Flashback: A 2013 Retrospective
Flashback: A 2013 Retrospective

Before we dive into the mysteries of 2014, it's time to take a look back at the interesting projects, clients, and things we accomplished at Affinity Bridge in 2013.
Our Clients
Affinity Bridge was fortunate to work with a variety of clients in 2013 who are actively trying to improve the world around them. We're proud to support, through our work, the important actions of organizations like OpenMedia -- in their efforts to safeguard the possibilities of the open Internet; the Girls Action Foundation, working to inspire action in the lives of girls across Canada; the Wilderness Committee, protecting Canada's biological diversity; the Midwives Association of BC, educating the public about midwifery care and supporting midwives across British Columbia; PeaceGeeks, empowering small grassroots organizations around the world with Project Amani; and the David Suzuki Foundation, with their mission to protect the diversity of nature and our quality of life by creating a sustainable Canada through science-based research, education and policy work.
Challenges of 2013
ForestEthics Tanker Tracker
We faced some interesting challenges in 2013 that called for creative solutions from our team. ForestEthics came to us with a good one: could we build a system that tracks the movements of oil tankers transporting diluted bitumen from the Alberta tar sands as they pass through dangerous channels and sensitive whale, mammal, and fish habitats in the areas surrounding Vancouver, Victoria and Puget Sound -- all in real time?
We produced a system that listens to international AIS messages (aggregated from AISHub) and translates all the data we needed to track the ships, locations, and movements that were important to the ForestEthics Tanker Tracker project. We then placed that information on a publicly available online map, while sending out Twitter notifications as ships moved through sensitive areas. For a detailed run-down see our post about the project, Tracking Oil on Water. It was satisfying and rewarding to have worked on such a complicated project and brought it all together in a modular, stable, and effective way.
Community KnowledgeKeepers
In our work with the Community KnowledgeKeeper project we had to find a creative solution for handling large geospatial datasets on multiple maps across a website. The various maps shared common controls and layers, alongside unique components and functionality. Unfortunately Drupal's OpenLayers module couldn't handle the technical challenges, and the site suffered from significant performance, user experience, and developer issues, creating long-term problems for maintainability and usability.
Our solution, which had to be done in way that integrated well with the project while maintaining existing functionality as best as possible, came in three components. First, we built a GeoJSON module for defining and serving GeoJSON representations of arbitrary geospatial datasets.
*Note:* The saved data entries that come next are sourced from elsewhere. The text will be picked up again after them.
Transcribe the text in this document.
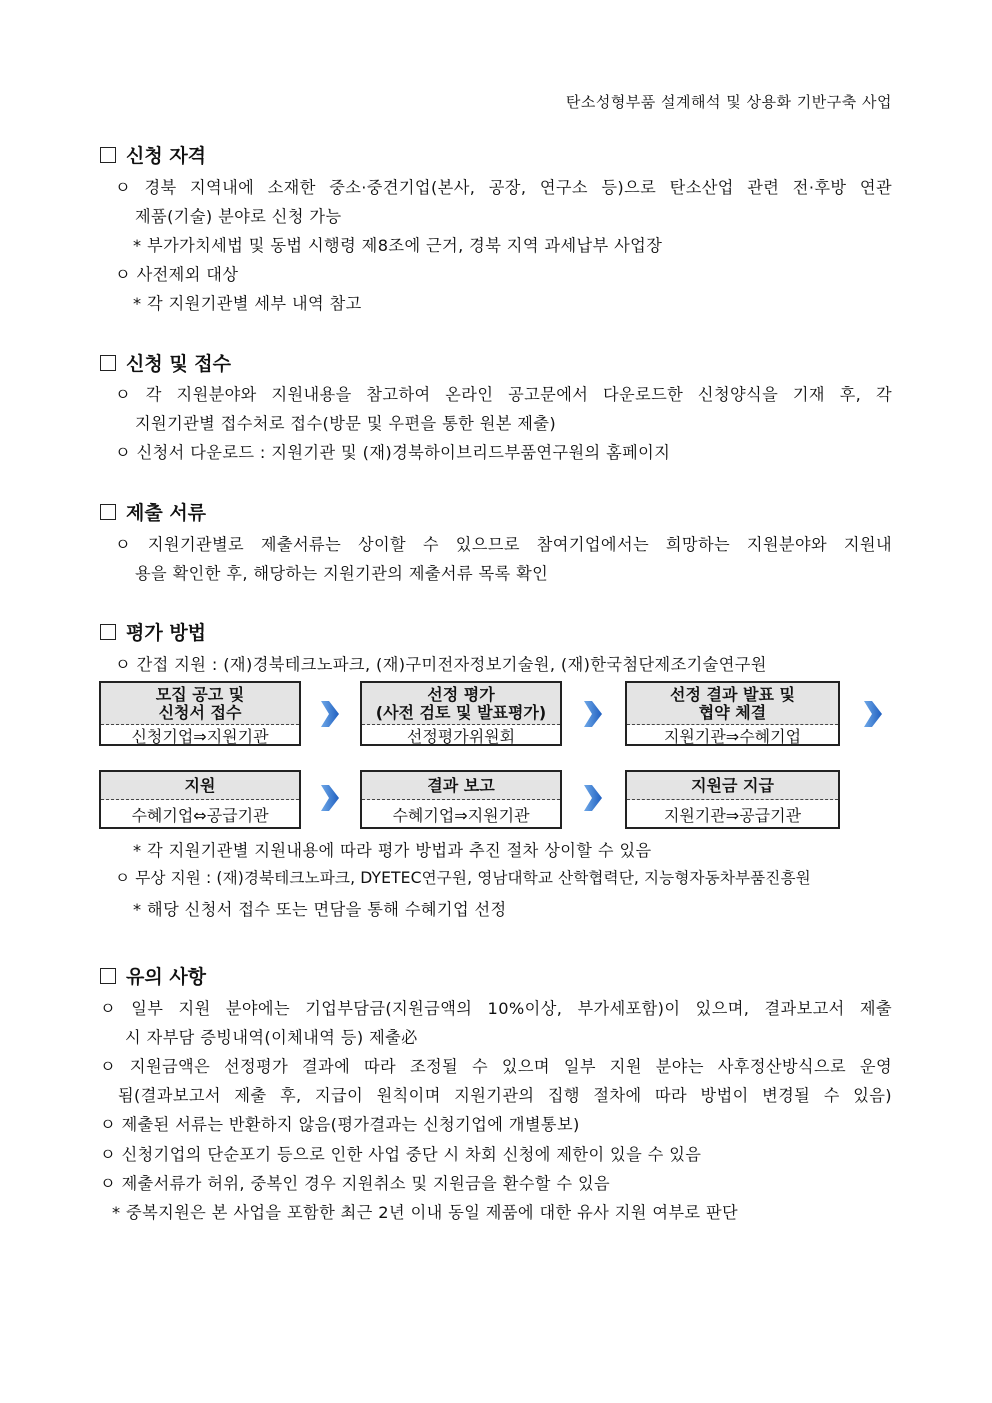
탄소성형부품 설계해석 및 상용화 기반구축 사업
신청 자격
ㅇ 경북 지역내에 소재한 중소·중견기업(본사, 공장, 연구소 등)으로 탄소산업 관련 전·후방 연관
제품(기술) 분야로 신청 가능
* 부가가치세법 및 동법 시행령 제8조에 근거, 경북 지역 과세납부 사업장
ㅇ 사전제외 대상
* 각 지원기관별 세부 내역 참고
신청 및 접수
ㅇ 각 지원분야와 지원내용을 참고하여 온라인 공고문에서 다운로드한 신청양식을 기재 후, 각
지원기관별 접수처로 접수(방문 및 우편을 통한 원본 제출)
ㅇ 신청서 다운로드 : 지원기관 및 (재)경북하이브리드부품연구원의 홈페이지
제출 서류
ㅇ 지원기관별로 제출서류는 상이할 수 있으므로 참여기업에서는 희망하는 지원분야와 지원내
용을 확인한 후, 해당하는 지원기관의 제출서류 목록 확인
평가 방법
ㅇ 간접 지원 : (재)경북테크노파크, (재)구미전자정보기술원, (재)한국첨단제조기술연구원
모집 공고 및
신청서 접수
신청기업⇒지원기관
선정 평가
(사전 검토 및 발표평가)
선정평가위원회
선정 결과 발표 및
협약 체결
지원기관⇒수혜기업
지원
수혜기업⇔공급기관
결과 보고
수혜기업⇒지원기관
지원금 지급
지원기관⇒공급기관
* 각 지원기관별 지원내용에 따라 평가 방법과 추진 절차 상이할 수 있음
ㅇ 무상 지원 : (재)경북테크노파크, DYETEC연구원, 영남대학교 산학협력단, 지능형자동차부품진흥원
* 해당 신청서 접수 또는 면담을 통해 수혜기업 선정
유의 사항
ㅇ 일부 지원 분야에는 기업부담금(지원금액의 10%이상, 부가세포함)이 있으며, 결과보고서 제출
시 자부담 증빙내역(이체내역 등) 제출必
ㅇ 지원금액은 선정평가 결과에 따라 조정될 수 있으며 일부 지원 분야는 사후정산방식으로 운영
됨(결과보고서 제출 후, 지급이 원칙이며 지원기관의 집행 절차에 따라 방법이 변경될 수 있음)
ㅇ 제출된 서류는 반환하지 않음(평가결과는 신청기업에 개별통보)
ㅇ 신청기업의 단순포기 등으로 인한 사업 중단 시 차회 신청에 제한이 있을 수 있음
ㅇ 제출서류가 허위, 중복인 경우 지원취소 및 지원금을 환수할 수 있음
* 중복지원은 본 사업을 포함한 최근 2년 이내 동일 제품에 대한 유사 지원 여부로 판단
Next, we created the Leaflet Framework module for defining map instances -- tying together controls, datasets, and layers -- in a simple and reusable way that works well with Drupal's code and module conventions. Finally, we switched to the Leaflet javascript library, which provided improved performance, simpler developer experience, and improved front-end for visitors' user experience.
Collaboration over competition: Living our core values
Collaborations were a big part of 2013's major projects.
We worked with Agentic on the Bulletin of the Atomic Scientists website redevelopment, taking a massive archive of Bulletin issues and articles, building them into a Solr index driven site that made it easy to manage and search content.
Partnering with Promotion Arts on the Gates Foundation's conference website was another big project early in the year, providing online tools to help people connect at the 2013 Teaching is Learning conference, and letting us exercise our responsive design skills.
And finally, working with CodeNameDesign to develop a resource sharing website for teachers that tags resources with Common Core standards, while providing tagging structure related to the Race To The Top (RTTT) challenge, was one of our most interesting and complicated challenges of the year.
It was great to collaborate with such talented professionals, and we're already working with some of them on new projects.
Being part of the community
This year we participated at different levels in community technology events like Portland's DrupalCon, Vancouver's Pacific NorthWest Drupal Summit, CascadiaJS, and NetSquared Vancouver.
Here are a few of the things we took part in:
- NetTuesday, Vancouver's NetSquared Community for Non-profit tech professionals -- Mack Hardy, Affinity Bridge's Director, presented on methods for using maps and D3.js for visualizing data and storytelling.
- DrupalCon Portland 2013 - Where our own developer Tom Nightingale presented on Mapping in Drupal, in the session Should have Made a Left Turn at Albuquerque: Building Maps in Drupal.
- Vancouver's Pacific NorthWest Drupal Summit 2013 - In addition to sponsoring and being part of the planning committee for 2013's Pacific Northwest Drupal Summit, we presented on a few subjects:
- Strategies and Tips for Building Enterprise Drupal Applications featuring Mack Hardy, Damien Norris, and Dave Tarc.
- Behat and Continuous integration in Drupal with Smith Milner.
- Multilingual websites with Robin Puga.
Onward to 2014
As we cross that bridge into 2014, we're looking ahead. We've started working in Symfony2, Laravel, and developing for mobile, with some great new clients as well as older ones that are taking on new ventures. We're expanding our knowledge base and learning how to use new platforms while we tackle intriguing challenges. It's going to be a fun year!